Tolerance however, although linked to the idea of respect, is not the same. ‘Respect’ and ‘tolerance’ are complementary notions, one tolerating ideas, but not necessarily respecting them, the other respecting the person as an equal being, whatever their religion, culture, race, gender or sexuality, but not necessarily their beliefs or acts. Individuals command respect by virtue of their humanity but we may disagree with their values, beliefs or actions. In fact we may be called upon to tolerate some views with which we strongly disagree, but we can and may need to challenge them. Disagreement is not outlawed in a tolerant society, and it is not a sign of hatred of others when we disagree (although it can tip in that direction if we are not careful). And when we become intolerant and condemning then conflict will surely follow and that is why tolerance is so central for a peaceful society.

With this in mind, on 16th November 1995 the UN International Day for Tolerance was established. It was established in response to the racial and religious wars in Bosnia and Rwanda.
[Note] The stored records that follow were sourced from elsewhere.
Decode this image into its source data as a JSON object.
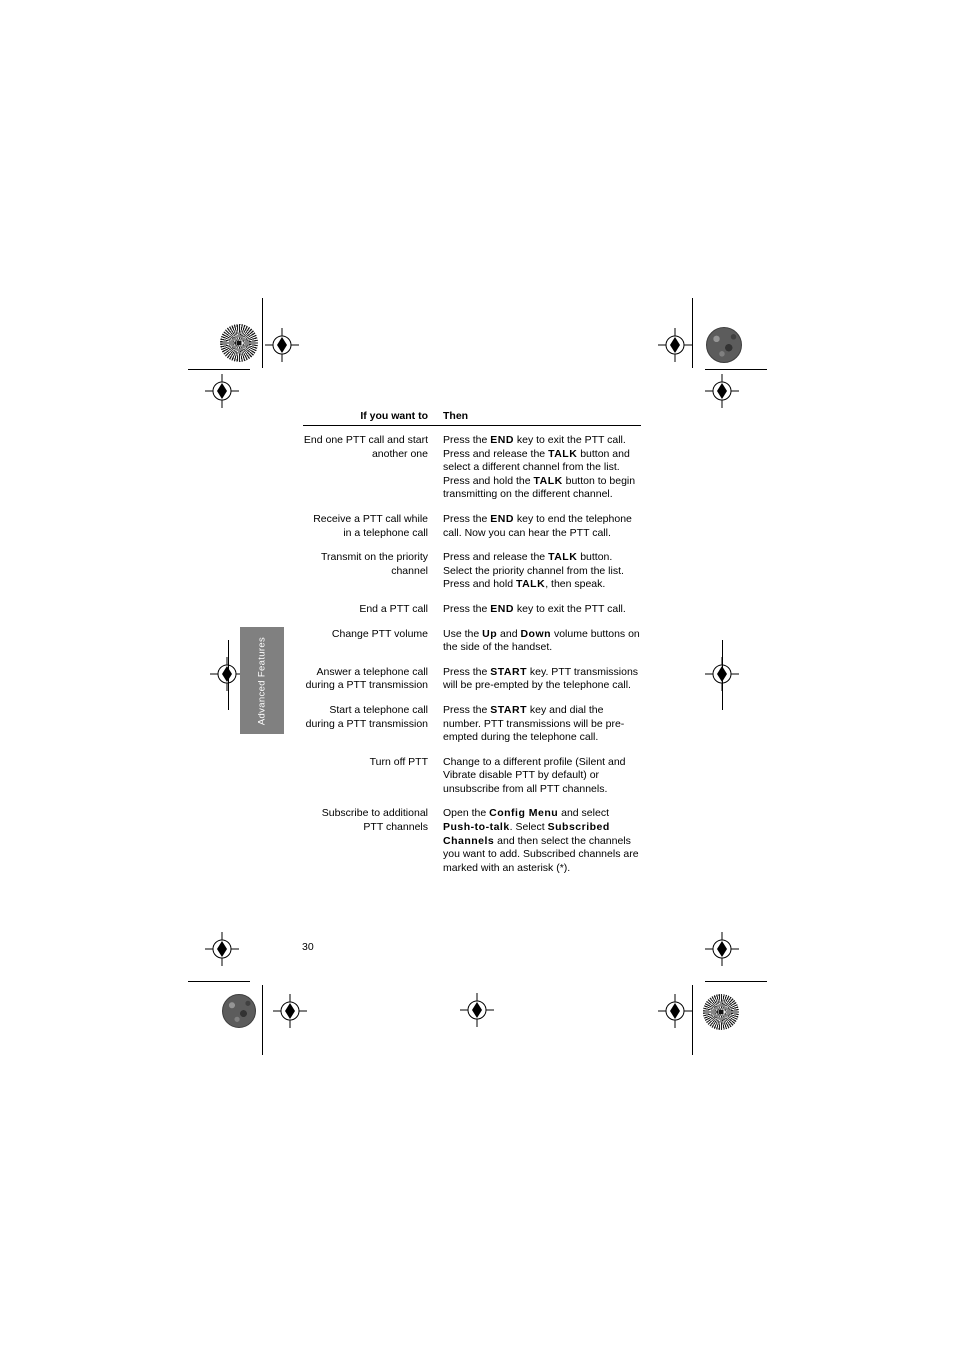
{
  "page": {
    "number": "30",
    "side_tab_label": "Advanced Features"
  },
  "table": {
    "headers": {
      "col_a": "If you want to",
      "col_b": "Then"
    },
    "rows": [
      {
        "condition": "End one PTT call and start another one",
        "action_html": "Press the <b>END</b> key to exit the PTT call. Press and release the <b>TALK</b> button and select a different channel from the list. Press and hold the <b>TALK</b> button to begin transmitting on the different channel.",
        "action_text": "Press the END key to exit the PTT call. Press and release the TALK button and select a different channel from the list. Press and hold the TALK button to begin transmitting on the different channel."
      },
      {
        "condition": "Receive a PTT call while in a telephone call",
        "action_html": "Press the <b>END</b> key to end the telephone call. Now you can hear the PTT call.",
        "action_text": "Press the END key to end the telephone call. Now you can hear the PTT call."
      },
      {
        "condition": "Transmit on the priority channel",
        "action_html": "Press and release the <b>TALK</b> button. Select the priority channel from the list. Press and hold <b>TALK</b>, then speak.",
        "action_text": "Press and release the TALK button. Select the priority channel from the list. Press and hold TALK, then speak."
      },
      {
        "condition": "End a PTT call",
        "action_html": "Press the <b>END</b> key to exit the PTT call.",
        "action_text": "Press the END key to exit the PTT call."
      },
      {
        "condition": "Change PTT volume",
        "action_html": "Use the <b>Up</b> and <b>Down</b> volume buttons on the side of the handset.",
        "action_text": "Use the Up and Down volume buttons on the side of the handset."
      },
      {
        "condition": "Answer a telephone call during a PTT transmission",
        "action_html": "Press the <b>START</b> key. PTT transmissions will be pre-empted by the telephone call.",
        "action_text": "Press the START key. PTT transmissions will be pre-empted by the telephone call."
      },
      {
        "condition": "Start a telephone call during a PTT transmission",
        "action_html": "Press the <b>START</b> key and dial the number. PTT transmissions will be pre-empted during the telephone call.",
        "action_text": "Press the START key and dial the number. PTT transmissions will be pre-empted during the telephone call."
      },
      {
        "condition": "Turn off PTT",
        "action_html": "Change to a different profile (Silent and Vibrate disable PTT by default) or unsubscribe from all PTT channels.",
        "action_text": "Change to a different profile (Silent and Vibrate disable PTT by default) or unsubscribe from all PTT channels."
      },
      {
        "condition": "Subscribe to additional PTT channels",
        "action_html": "Open the <b>Config Menu</b> and select <b>Push-to-talk</b>. Select <b>Subscribed Channels</b> and then select the channels you want to add. Subscribed channels are marked with an asterisk (*).",
        "action_text": "Open the Config Menu and select Push-to-talk. Select Subscribed Channels and then select the channels you want to add. Subscribed channels are marked with an asterisk (*)."
      }
    ]
  },
  "colors": {
    "tab_background": "#808080",
    "tab_text": "#ffffff",
    "body_text": "#000000",
    "page_background": "#ffffff"
  }
}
It was designed to educate people about the need for tolerance in society and to help them understand the potentially devastating results if a society fosters and feeds off bigotry and intolerance.

Conflict seems to be a constant in human society, so learning how to move beyond it towards peace is one of the most important things we can teach our children. And one of the first steps towards resolving conflict is embedding tolerance into the everyday. We aim to do this throughout Wychwood school in the way it is organised and managed and also across the taught curriculum. And as a teacher of Religious Studies, I am particularly conscious of the need to create a safe space in which a diversity of views can be expressed, tolerated and disagreed with, and where individuals are respected. Hopefully in a small way these things can help contribute towards a more tolerant society overall and a world in which we can live together more peaceably.